Objectives: To describe specific aspects of the diagnostic process of transmissible spongiform encephalopathies in Spain and to evaluate the 14-3-3 protein test in cerebrospinal fluid.
Methods: The annual pattern of diagnostic certainty as well as those of demand and results of biochemical and genetic studies were studied using two sets of patients, those diagnosed for the 1993-1998 period, notified to a National Creutzfeldt-Jakob Disease Register (NCDJR), and those referred to the Tissue Bank for Neurological Research Laboratory (TBNRL). The 14-3-3 protein test was validated taking as a reference two clinical populations.

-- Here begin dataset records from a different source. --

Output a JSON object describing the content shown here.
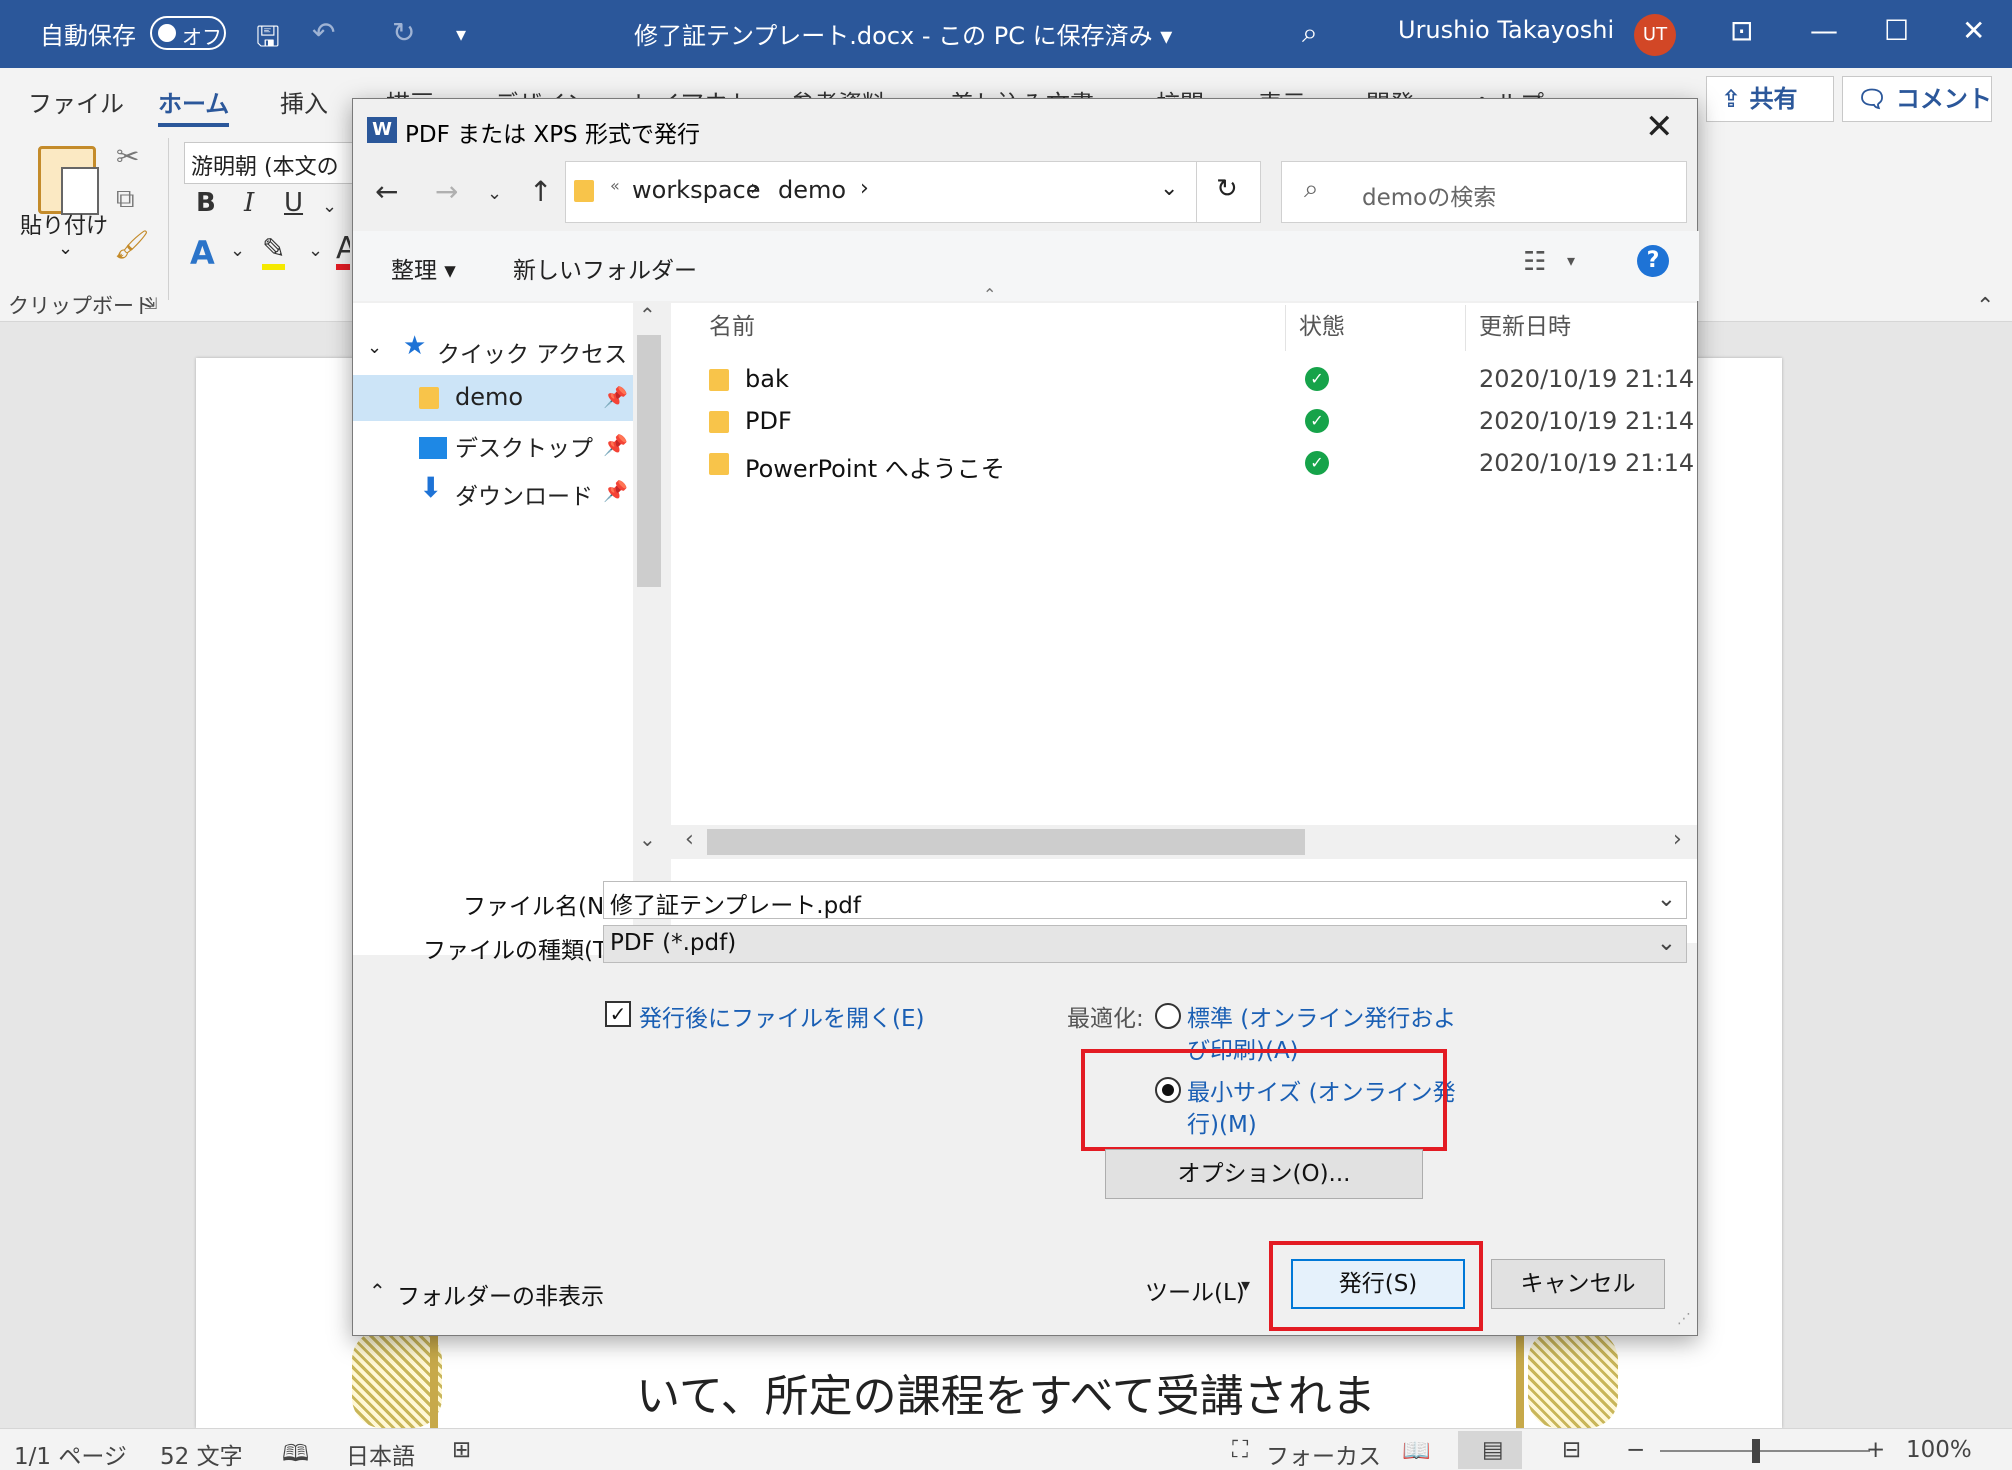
{
  "titlebar": {
    "autosave_label": "自動保存",
    "autosave_state": "オフ",
    "document_title": "修了証テンプレート.docx - この PC に保存済み ▾",
    "user_name": "Urushio Takayoshi",
    "user_initials": "UT"
  },
  "ribbon": {
    "tabs": [
      "ファイル",
      "ホーム",
      "挿入",
      "描画",
      "デザイン",
      "レイアウト",
      "参考資料",
      "差し込み文書",
      "校閲",
      "表示",
      "開発",
      "ヘルプ"
    ],
    "share_label": "共有",
    "comment_label": "コメント",
    "paste_label": "貼り付け",
    "font_name": "游明朝 (本文の",
    "group_clipboard": "クリップボード",
    "bold": "B",
    "italic": "I",
    "underline": "U"
  },
  "document": {
    "visible_text": "いて、所定の課程をすべて受講されま"
  },
  "statusbar": {
    "page": "1/1 ページ",
    "words": "52 文字",
    "language": "日本語",
    "focus": "フォーカス",
    "zoom": "100%"
  },
  "dialog": {
    "title": "PDF または XPS 形式で発行",
    "breadcrumb": [
      "«",
      "workspace",
      "demo"
    ],
    "search_placeholder": "demoの検索",
    "organize": "整理 ▾",
    "new_folder": "新しいフォルダー",
    "help": "?",
    "nav": {
      "quick_access": "クイック アクセス",
      "items": [
        {
          "label": "demo"
        },
        {
          "label": "デスクトップ"
        },
        {
          "label": "ダウンロード"
        }
      ]
    },
    "columns": {
      "name": "名前",
      "status": "状態",
      "modified": "更新日時"
    },
    "files": [
      {
        "name": "bak",
        "modified": "2020/10/19 21:14"
      },
      {
        "name": "PDF",
        "modified": "2020/10/19 21:14"
      },
      {
        "name": "PowerPoint へようこそ",
        "modified": "2020/10/19 21:14"
      }
    ],
    "filename_label": "ファイル名(N):",
    "filename_value": "修了証テンプレート.pdf",
    "filetype_label": "ファイルの種類(T):",
    "filetype_value": "PDF (*.pdf)",
    "open_after": "発行後にファイルを開く(E)",
    "optimize_label": "最適化:",
    "opt_standard_1": "標準 (オンライン発行およ",
    "opt_standard_2": "び印刷)(A)",
    "opt_min_1": "最小サイズ (オンライン発",
    "opt_min_2": "行)(M)",
    "options_button": "オプション(O)...",
    "hide_folders": "フォルダーの非表示",
    "tools": "ツール(L)",
    "publish": "発行(S)",
    "cancel": "キャンセル"
  },
  "colors": {
    "word_blue": "#2b579a",
    "highlight_red": "#e31b23",
    "link_blue": "#1a5fb4"
  }
}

Results: Two-hundred and four Creutzfeldt-Jakob disease cases were registered at the NCDJR: 39 out of them and 28 other patients had been studied at the TBNRL. The proportion of definite Creutzfeldt-Jakob Disease cases decreased since 1996. Among those registered in 1997-1998, 35.5%, 36% and 20% had undergone 14-3-3 protein in LCR, histopathologic and genetic studies. The 14-3-3 test grave, for definite, sporadic Creutzfeldt-Jakob disease as compared for patients with other dementing disorders, the following data: 12/13 sensitivity; 33/35 specificity; and 12/14 and 33/34 predictive values of positive and negative test. Two familial cases were diagnosed by identification of mutations in the TBNRL.
Conclusions: The results suggest that: a) the diagnostic certainty of Creutzfeldt-Jakob disease in Spain decreased due to a drop in autopsy rates; b) the 14-3-3 cerebrospinal fluid test has a high diagnostic value, and its use diffused rapid but incompletely; c) genetic studies are useful in some cases, and d) Creutzfeldt-Jakob disease undereporting may be considerable. Creutzfeldt-Jakob disease diagnosis and surveillance, are closely related and being consolidated in Spain.